According to Major Owen, the B-1 is the most capable JASSM employment platform in the world.
"We've seen the engineering specs that say it's supposed to work, but it's never been done before," Major Owen said. "What makes the B-1 unique versus the other aircraft around the world is that we can employ these weapons on such a large scale. We can take off with two aircraft and have the capability to strike 48 different targets."
The second most capable aircraft is the B-2 Spirit carrying 16 JASMMs, followed by the B-52 Stratofortress with 12.
The AGM-158 JASSM is designed to keep the jet and its crew a significant distance away from surface-to-air threats while still holding an enemy's targets at risk.

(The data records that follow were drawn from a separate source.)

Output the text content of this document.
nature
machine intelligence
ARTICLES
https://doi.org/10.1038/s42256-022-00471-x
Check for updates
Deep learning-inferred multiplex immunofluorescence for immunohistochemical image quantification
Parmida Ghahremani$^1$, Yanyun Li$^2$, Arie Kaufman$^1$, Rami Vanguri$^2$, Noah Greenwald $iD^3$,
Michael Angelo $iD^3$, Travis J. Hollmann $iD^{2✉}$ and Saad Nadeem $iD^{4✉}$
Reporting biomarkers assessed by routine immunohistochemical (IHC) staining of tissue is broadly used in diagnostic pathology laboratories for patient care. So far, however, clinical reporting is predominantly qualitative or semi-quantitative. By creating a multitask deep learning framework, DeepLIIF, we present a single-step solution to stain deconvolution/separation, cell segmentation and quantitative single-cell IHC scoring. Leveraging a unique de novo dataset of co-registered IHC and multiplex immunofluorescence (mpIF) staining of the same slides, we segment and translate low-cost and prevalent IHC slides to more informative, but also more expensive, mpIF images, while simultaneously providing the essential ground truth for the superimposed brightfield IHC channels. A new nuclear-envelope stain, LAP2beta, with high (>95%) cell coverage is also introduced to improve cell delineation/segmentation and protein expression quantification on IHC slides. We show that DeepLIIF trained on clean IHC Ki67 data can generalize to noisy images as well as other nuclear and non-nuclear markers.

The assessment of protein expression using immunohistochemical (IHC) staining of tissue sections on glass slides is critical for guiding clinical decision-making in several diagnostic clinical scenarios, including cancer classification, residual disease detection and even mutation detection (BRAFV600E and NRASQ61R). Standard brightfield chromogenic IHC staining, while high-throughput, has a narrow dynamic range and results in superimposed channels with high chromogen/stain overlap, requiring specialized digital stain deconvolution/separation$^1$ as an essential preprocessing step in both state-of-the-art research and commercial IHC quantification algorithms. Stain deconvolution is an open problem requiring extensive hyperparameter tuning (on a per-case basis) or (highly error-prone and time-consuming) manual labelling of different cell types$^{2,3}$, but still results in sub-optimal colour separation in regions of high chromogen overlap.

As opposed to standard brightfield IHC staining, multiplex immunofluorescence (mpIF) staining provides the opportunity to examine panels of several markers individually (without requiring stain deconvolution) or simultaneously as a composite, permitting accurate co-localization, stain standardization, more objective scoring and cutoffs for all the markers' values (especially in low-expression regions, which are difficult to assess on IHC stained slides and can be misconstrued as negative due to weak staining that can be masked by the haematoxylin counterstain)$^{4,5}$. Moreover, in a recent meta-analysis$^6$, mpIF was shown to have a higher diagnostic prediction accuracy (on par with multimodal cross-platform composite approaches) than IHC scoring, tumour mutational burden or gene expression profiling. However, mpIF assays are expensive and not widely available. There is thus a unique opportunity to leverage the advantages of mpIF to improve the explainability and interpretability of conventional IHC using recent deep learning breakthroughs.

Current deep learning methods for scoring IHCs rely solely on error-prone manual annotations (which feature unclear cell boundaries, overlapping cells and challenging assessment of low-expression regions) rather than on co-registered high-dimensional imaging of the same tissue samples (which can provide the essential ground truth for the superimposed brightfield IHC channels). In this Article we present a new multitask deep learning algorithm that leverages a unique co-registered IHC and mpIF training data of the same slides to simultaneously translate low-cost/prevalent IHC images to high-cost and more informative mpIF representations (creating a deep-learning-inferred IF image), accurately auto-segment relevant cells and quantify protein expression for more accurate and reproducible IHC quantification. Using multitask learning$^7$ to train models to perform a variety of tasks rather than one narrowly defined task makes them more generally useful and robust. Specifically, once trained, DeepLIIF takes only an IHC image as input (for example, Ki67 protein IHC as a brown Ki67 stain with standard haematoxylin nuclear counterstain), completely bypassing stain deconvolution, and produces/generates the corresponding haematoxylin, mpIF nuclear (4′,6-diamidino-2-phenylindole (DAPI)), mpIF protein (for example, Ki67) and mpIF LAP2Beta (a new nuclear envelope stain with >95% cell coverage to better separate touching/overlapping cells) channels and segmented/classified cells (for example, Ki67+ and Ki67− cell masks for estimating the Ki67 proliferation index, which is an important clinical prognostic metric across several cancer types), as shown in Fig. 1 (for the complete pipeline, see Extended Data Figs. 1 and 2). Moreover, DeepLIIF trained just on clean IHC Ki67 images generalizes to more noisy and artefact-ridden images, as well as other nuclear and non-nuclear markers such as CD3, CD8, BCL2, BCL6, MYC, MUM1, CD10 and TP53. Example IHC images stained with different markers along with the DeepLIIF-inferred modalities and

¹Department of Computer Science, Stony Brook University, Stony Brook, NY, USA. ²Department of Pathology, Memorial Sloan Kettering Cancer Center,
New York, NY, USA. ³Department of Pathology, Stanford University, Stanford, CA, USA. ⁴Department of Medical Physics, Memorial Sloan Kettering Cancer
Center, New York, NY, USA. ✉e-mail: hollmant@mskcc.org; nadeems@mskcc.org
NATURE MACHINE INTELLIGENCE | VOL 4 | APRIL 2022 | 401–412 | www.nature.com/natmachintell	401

The AGM-158A is a stealthy cruise missile powered by a Teledyne CAE J402 turbojet that uses flip-out wings with control surfaces and a single vertical tail for flight control. It's guided by a jamming-resistant GPS-aided inertial navigation system and uses an imaging infrared seeker for autonomous pattern-based target selection and terminal homing.

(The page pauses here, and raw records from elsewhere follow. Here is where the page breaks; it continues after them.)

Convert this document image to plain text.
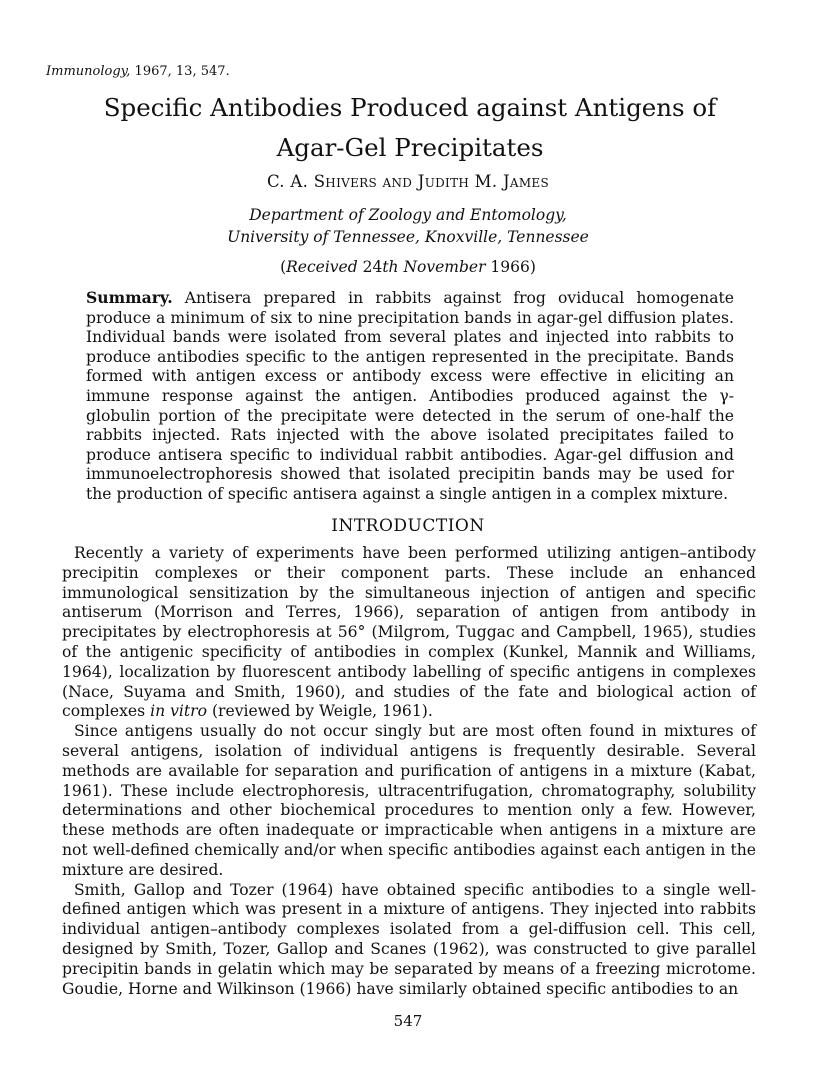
Immunology, 1967, 13, 547.
Specific Antibodies Produced against Antigens of
Agar-Gel Precipitates
C. A. Shivers and Judith M. James
Department of Zoology and Entomology,
University of Tennessee, Knoxville, Tennessee
(Received 24th November 1966)
Summary. Antisera prepared in rabbits against frog oviducal homogenate produce a minimum of six to nine precipitation bands in agar-gel diffusion plates. Individual bands were isolated from several plates and injected into rabbits to produce antibodies specific to the antigen represented in the precipitate. Bands formed with antigen excess or antibody excess were effective in eliciting an immune response against the antigen. Antibodies produced against the γ-globulin portion of the precipitate were detected in the serum of one-half the rabbits injected. Rats injected with the above isolated precipitates failed to produce antisera specific to individual rabbit antibodies. Agar-gel diffusion and immunoelectrophoresis showed that isolated precipitin bands may be used for the production of specific antisera against a single antigen in a complex mixture.
INTRODUCTION

Recently a variety of experiments have been performed utilizing antigen–antibody precipitin complexes or their component parts. These include an enhanced immunological sensitization by the simultaneous injection of antigen and specific antiserum (Morrison and Terres, 1966), separation of antigen from antibody in precipitates by electrophoresis at 56° (Milgrom, Tuggac and Campbell, 1965), studies of the antigenic specificity of antibodies in complex (Kunkel, Mannik and Williams, 1964), localization by fluorescent antibody labelling of specific antigens in complexes (Nace, Suyama and Smith, 1960), and studies of the fate and biological action of complexes in vitro (reviewed by Weigle, 1961).

Since antigens usually do not occur singly but are most often found in mixtures of several antigens, isolation of individual antigens is frequently desirable. Several methods are available for separation and purification of antigens in a mixture (Kabat, 1961). These include electrophoresis, ultracentrifugation, chromatography, solubility determinations and other biochemical procedures to mention only a few. However, these methods are often inadequate or impracticable when antigens in a mixture are not well-defined chemically and/or when specific antibodies against each antigen in the mixture are desired.

Smith, Gallop and Tozer (1964) have obtained specific antibodies to a single well-defined antigen which was present in a mixture of antigens. They injected into rabbits individual antigen–antibody complexes isolated from a gel-diffusion cell. This cell, designed by Smith, Tozer, Gallop and Scanes (1962), was constructed to give parallel precipitin bands in gelatin which may be separated by means of a freezing microtome. Goudie, Horne and Wilkinson (1966) have similarly obtained specific antibodies to an

547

The missile is armed with a 1,000-pound WDU-42/B insensitive munitions penetrating warhead, and accuracy is quoted within 8 feet. It is also equipped with a data link to transmit status and location information until impact, thus assisting in bomb damage assessment.

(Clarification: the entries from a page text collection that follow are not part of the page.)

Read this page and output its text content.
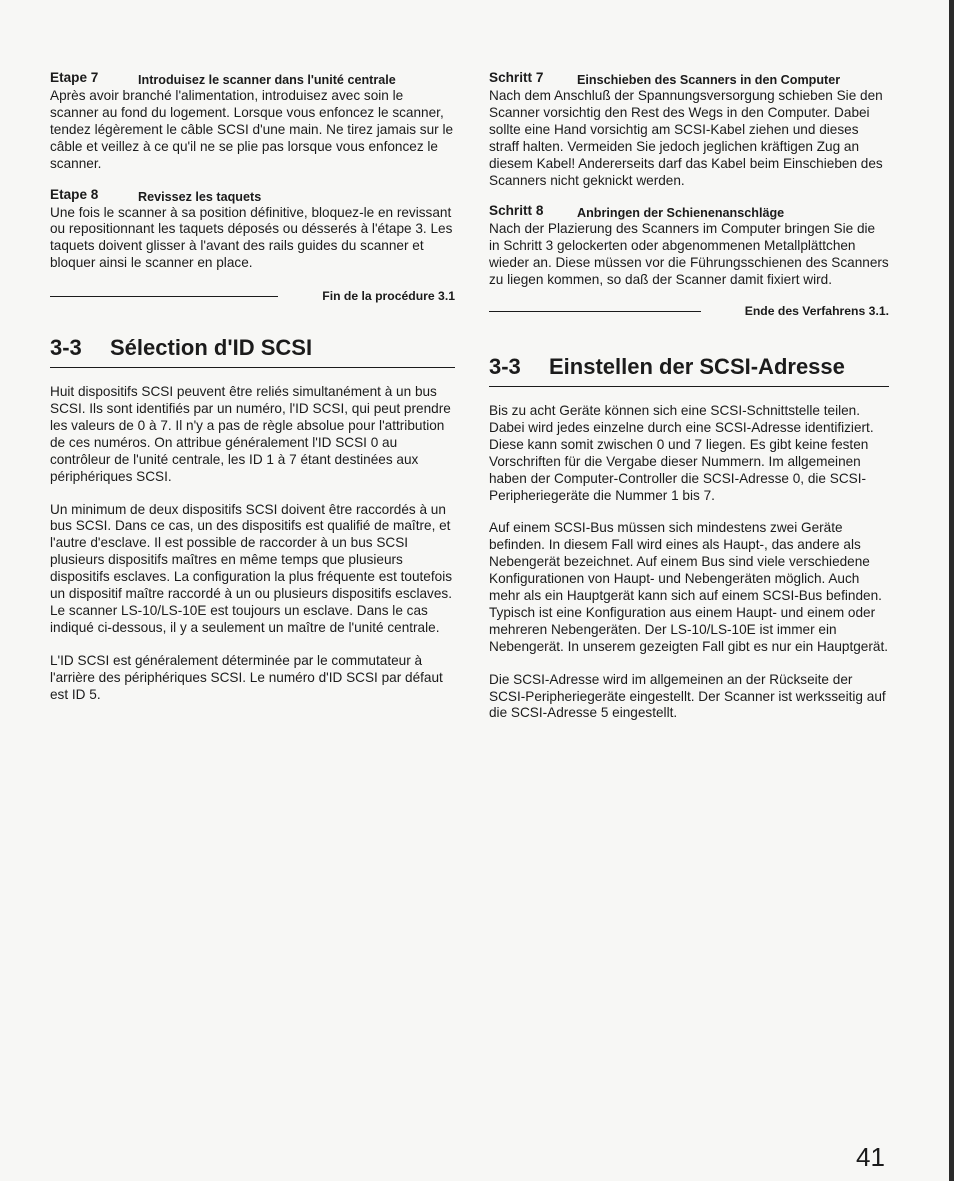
Etape 7	Introduisez le scanner dans l'unité centrale

Après avoir branché l'alimentation, introduisez avec soin le scanner au fond du logement. Lorsque vous enfoncez le scanner, tendez légèrement le câble SCSI d'une main. Ne tirez jamais sur le câble et veillez à ce qu'il ne se plie pas lorsque vous enfoncez le scanner.

Etape 8	Revissez les taquets

Une fois le scanner à sa position définitive, bloquez-le en revissant ou repositionnant les taquets déposés ou désserés à l'étape 3. Les taquets doivent glisser à l'avant des rails guides du scanner et bloquer ainsi le scanner en place.

Fin de la procédure 3.1
3-3	Sélection d'ID SCSI

Huit dispositifs SCSI peuvent être reliés simultanément à un bus SCSI. Ils sont identifiés par un numéro, l'ID SCSI, qui peut prendre les valeurs de 0 à 7. Il n'y a pas de règle absolue pour l'attribution de ces numéros. On attribue généralement l'ID SCSI 0 au contrôleur de l'unité centrale, les ID 1 à 7 étant destinées aux périphériques SCSI.

Un minimum de deux dispositifs SCSI doivent être raccordés à un bus SCSI. Dans ce cas, un des dispositifs est qualifié de maître, et l'autre d'esclave. Il est possible de raccorder à un bus SCSI plusieurs dispositifs maîtres en même temps que plusieurs dispositifs esclaves. La configuration la plus fréquente est toutefois un dispositif maître raccordé à un ou plusieurs dispositifs esclaves. Le scanner LS-10/LS-10E est toujours un esclave. Dans le cas indiqué ci-dessous, il y a seulement un maître de l'unité centrale.

L'ID SCSI est généralement déterminée par le commutateur à l'arrière des périphériques SCSI. Le numéro d'ID SCSI par défaut est ID 5.

Schritt 7	Einschieben des Scanners in den Computer

Nach dem Anschluß der Spannungsversorgung schieben Sie den Scanner vorsichtig den Rest des Wegs in den Computer. Dabei sollte eine Hand vorsichtig am SCSI-Kabel ziehen und dieses straff halten. Vermeiden Sie jedoch jeglichen kräftigen Zug an diesem Kabel! Andererseits darf das Kabel beim Einschieben des Scanners nicht geknickt werden.

Schritt 8	Anbringen der Schienenanschläge

Nach der Plazierung des Scanners im Computer bringen Sie die in Schritt 3 gelockerten oder abgenommenen Metallplättchen wieder an. Diese müssen vor die Führungsschienen des Scanners zu liegen kommen, so daß der Scanner damit fixiert wird.

Ende des Verfahrens 3.1.
3-3	Einstellen der SCSI-Adresse

Bis zu acht Geräte können sich eine SCSI-Schnittstelle teilen. Dabei wird jedes einzelne durch eine SCSI-Adresse identifiziert. Diese kann somit zwischen 0 und 7 liegen. Es gibt keine festen Vorschriften für die Vergabe dieser Nummern. Im allgemeinen haben der Computer-Controller die SCSI-Adresse 0, die SCSI-Peripheriegeräte die Nummer 1 bis 7.

Auf einem SCSI-Bus müssen sich mindestens zwei Geräte befinden. In diesem Fall wird eines als Haupt-, das andere als Nebengerät bezeichnet. Auf einem Bus sind viele verschiedene Konfigurationen von Haupt- und Nebengeräten möglich. Auch mehr als ein Hauptgerät kann sich auf einem SCSI-Bus befinden. Typisch ist eine Konfiguration aus einem Haupt- und einem oder mehreren Nebengeräten. Der LS-10/LS-10E ist immer ein Nebengerät. In unserem gezeigten Fall gibt es nur ein Hauptgerät.

Die SCSI-Adresse wird im allgemeinen an der Rückseite der SCSI-Peripheriegeräte eingestellt. Der Scanner ist werksseitig auf die SCSI-Adresse 5 eingestellt.

41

"I've been in the aircraft maintenance business for more than 24 years and anytime you have the opportunity to do something first, it is a real morale booster," Sergeant Rud said. "It gives us here at Dyess bragging rights, and that goes a long way in terms of building pride in your unit and pride in the aircraft you work on. I have found that people love to do their primary job, whether it's ammo line delivery crews delivering bombs or weapons loaders loading bombs. It's in these moments that people get energized when they see their part of an operation come together with the other pieces of the puzzle that makes them feel good about what they do."